E poi c’è Cappelli, che racconta dei quattro poliziotti che formavano la leggendaria “Squadra dei cappelli” del LAPD. Erano i duri dell’Antirapine. Forse a volte un po’ troppo duri. Per far parte della squadra dovevi essere minimo un metro e ottantacinque. Tosti e stilosi: «tendevano a non portare la pistola per non rovinare la linea del vestito» e, soprattutto, quello per cui la squadra prendeva il nome: borsalino bianco in testa. Hanno visto le peggiori situazioni, arrestato bruttissima gente, ma non hanno raccontato nulla. Come dice Ellroy, acqua in bocca, si sono portati tutto nella tomba «e ci hanno lasciati qui a interrogarci – e a sognare le loro storie».
Tipi in gamba, poliziotti che hanno scritto la storia del Dipartimento, dei pluridecorati insomma, ma non tutto filava sempre liscio. La polizia ci metteva un attimo a passare dalla parte del torto, commettendo soprusi e pestaggi. E nonostante Ellroy sia un fan sfegatato di questi uomini dalle maniere forti, non si dimentica certo di raccontarci anche l’altra faccia di Los Angeles, quella dei poliziotti fuori controllo, agenti noti anche per la loro violenza fuori posto. Ce n’è una bella sfilza nel libro.
Ed è questo uno dei motivi per cui il ‘53 è una scelta così significativa. Da tre anni, infatti, al comando del LAPD c’è William H. Parker.
William H. Parker III. Il più grande poliziotto americano del XX secolo.
Capo del LAPD: dal ‘50 al ‘66.
Riformista. Reazionario. Domatore della città. Progressista. Donnaiolo, bigotto, ubriacone.
Whiskey Bill Parker era Los Angeles nel ‘53. Un teocrate fanatico, con una violenta passione per la rigida applicazione della legge. Un avvocato brillante, pieno di talento. […]
Era un uomo severo e rigido da spezzare il cuore, con quella vita interiore grandiosa e caotica che è tipica degli alcolizzati. Rispondeva delle sue azioni soltanto a Dio, e gli mancava la terrena dote della pietà.
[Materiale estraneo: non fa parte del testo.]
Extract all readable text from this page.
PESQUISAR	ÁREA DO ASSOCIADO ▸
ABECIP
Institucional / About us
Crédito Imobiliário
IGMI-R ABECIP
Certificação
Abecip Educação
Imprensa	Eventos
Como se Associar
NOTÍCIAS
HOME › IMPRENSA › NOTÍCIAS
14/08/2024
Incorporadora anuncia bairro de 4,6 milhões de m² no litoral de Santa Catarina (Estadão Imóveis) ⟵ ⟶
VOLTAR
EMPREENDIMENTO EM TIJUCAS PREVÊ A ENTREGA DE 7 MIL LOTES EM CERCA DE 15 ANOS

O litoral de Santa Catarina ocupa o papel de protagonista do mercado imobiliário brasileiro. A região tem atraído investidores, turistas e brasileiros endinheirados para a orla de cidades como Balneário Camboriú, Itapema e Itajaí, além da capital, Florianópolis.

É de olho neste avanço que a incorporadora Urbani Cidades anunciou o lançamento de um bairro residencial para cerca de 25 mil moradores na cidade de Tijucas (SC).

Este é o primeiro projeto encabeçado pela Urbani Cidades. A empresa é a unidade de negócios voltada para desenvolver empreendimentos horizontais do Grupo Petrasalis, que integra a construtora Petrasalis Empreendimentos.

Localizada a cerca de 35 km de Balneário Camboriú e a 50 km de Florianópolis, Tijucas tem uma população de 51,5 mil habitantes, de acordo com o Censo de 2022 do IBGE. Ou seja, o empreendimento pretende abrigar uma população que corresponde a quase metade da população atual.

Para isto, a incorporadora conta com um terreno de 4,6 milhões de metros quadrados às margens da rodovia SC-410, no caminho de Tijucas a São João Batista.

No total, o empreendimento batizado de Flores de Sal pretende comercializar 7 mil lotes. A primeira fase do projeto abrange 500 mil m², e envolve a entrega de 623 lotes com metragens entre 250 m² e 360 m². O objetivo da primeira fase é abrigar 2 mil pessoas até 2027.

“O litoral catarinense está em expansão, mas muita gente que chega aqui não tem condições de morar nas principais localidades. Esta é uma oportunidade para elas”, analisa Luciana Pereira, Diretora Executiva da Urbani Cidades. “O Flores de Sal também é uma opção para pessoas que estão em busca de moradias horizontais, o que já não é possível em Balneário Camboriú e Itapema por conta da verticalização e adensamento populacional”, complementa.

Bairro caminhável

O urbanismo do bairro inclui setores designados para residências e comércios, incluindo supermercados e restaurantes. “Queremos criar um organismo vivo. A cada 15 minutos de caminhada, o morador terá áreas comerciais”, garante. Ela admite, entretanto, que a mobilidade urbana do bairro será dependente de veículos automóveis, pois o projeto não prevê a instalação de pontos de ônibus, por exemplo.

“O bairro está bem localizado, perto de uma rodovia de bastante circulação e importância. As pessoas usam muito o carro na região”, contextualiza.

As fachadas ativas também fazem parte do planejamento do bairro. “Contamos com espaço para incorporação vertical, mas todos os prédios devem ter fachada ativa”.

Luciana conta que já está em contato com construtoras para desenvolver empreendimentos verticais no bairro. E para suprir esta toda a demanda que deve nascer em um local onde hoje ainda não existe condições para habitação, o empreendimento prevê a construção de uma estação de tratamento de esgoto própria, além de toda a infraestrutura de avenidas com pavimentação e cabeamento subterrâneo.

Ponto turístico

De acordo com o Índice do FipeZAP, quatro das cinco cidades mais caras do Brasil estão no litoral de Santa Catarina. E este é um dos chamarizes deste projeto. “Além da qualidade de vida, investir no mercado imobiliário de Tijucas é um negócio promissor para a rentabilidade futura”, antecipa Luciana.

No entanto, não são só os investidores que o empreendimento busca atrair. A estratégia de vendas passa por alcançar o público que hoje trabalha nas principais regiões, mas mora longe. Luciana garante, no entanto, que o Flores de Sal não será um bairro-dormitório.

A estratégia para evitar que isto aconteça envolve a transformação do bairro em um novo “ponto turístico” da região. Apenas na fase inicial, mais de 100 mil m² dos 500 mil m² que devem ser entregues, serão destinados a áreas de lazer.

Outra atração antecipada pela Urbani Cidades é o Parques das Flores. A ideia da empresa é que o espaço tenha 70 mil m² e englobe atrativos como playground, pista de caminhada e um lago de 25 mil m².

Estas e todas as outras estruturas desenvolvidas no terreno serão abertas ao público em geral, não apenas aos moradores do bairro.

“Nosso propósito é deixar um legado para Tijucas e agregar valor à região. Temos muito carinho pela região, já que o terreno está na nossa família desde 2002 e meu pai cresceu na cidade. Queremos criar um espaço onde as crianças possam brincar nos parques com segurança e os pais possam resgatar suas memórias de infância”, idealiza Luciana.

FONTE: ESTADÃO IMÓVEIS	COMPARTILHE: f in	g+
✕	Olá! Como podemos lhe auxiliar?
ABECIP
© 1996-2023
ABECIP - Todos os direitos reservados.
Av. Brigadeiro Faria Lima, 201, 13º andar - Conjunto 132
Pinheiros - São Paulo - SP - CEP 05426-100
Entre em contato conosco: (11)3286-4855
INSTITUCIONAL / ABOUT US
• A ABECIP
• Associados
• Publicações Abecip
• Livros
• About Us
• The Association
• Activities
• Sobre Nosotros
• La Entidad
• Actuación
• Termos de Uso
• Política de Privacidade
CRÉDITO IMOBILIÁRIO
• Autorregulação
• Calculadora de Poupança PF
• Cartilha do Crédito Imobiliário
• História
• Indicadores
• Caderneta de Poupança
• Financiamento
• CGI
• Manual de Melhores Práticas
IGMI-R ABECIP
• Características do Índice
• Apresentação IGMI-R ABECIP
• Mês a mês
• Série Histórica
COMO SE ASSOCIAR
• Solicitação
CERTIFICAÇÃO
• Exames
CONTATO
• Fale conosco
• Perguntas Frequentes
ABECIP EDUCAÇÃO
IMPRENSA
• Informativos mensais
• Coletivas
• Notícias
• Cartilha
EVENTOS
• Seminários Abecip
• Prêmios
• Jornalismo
Parker è talmente un personaggio complesso, contraddittorio, rivoluzionario e fuori epoca allo stesso tempo, da essere quasi un cliché. Quante volte abbiamo visto nei film, nelle serie tv e nei romanzi il poliziotto con caratteristiche simili? È l’uomo di Ellroy, quello a cui dedica il ritratto più profondo e sfaccettato, è il più letterario di tutti. Ha trasformato il LAPD efficientando la lotta al crimine e denunciando, su tutti, gli abusi commessi proprio dai poliziotti. Un rivoluzionario razzista, però, che odiava il cambiamento, specialmente il cambiamento che portava il caos in città. E il caos stava arrivando, perché Los Angeles stava inesorabilmente cambiando, tanto sul piano sociale quanto su quello urbanistico.
L.A. nel ‘53 vuole ancora dire segregazione razziale, con quartieri suddivisi rigorosamente per colore della pelle, ma anche questa cosa stava cambiando per sempre. E Parker, che quel tipo di cambiamento non lo accettava, non ha saputo far altro che provare a reprimere.
Questo, e il suo indubbio razzismo, hanno gettato un’ombra davvero molto scura su tutto ciò che di buono ha fatto contro il crimine.
Sempre riferendosi agli anni sotto Parker, Ellroy sfodera forse uno dei momenti di letteratura più belli del libro.
Credo che paragonasse il suo comando del LAPD a quello di un tiranno di qualche Utopia – pur sapendo benissimo che tale Utopia è destinata ad arrivare a maturazione per poi diventare molle e finire a marcire in quella fogna in continua espansione, sovrappopolata e deturpata dai cartelloni pubblicitari che è L.A. ora.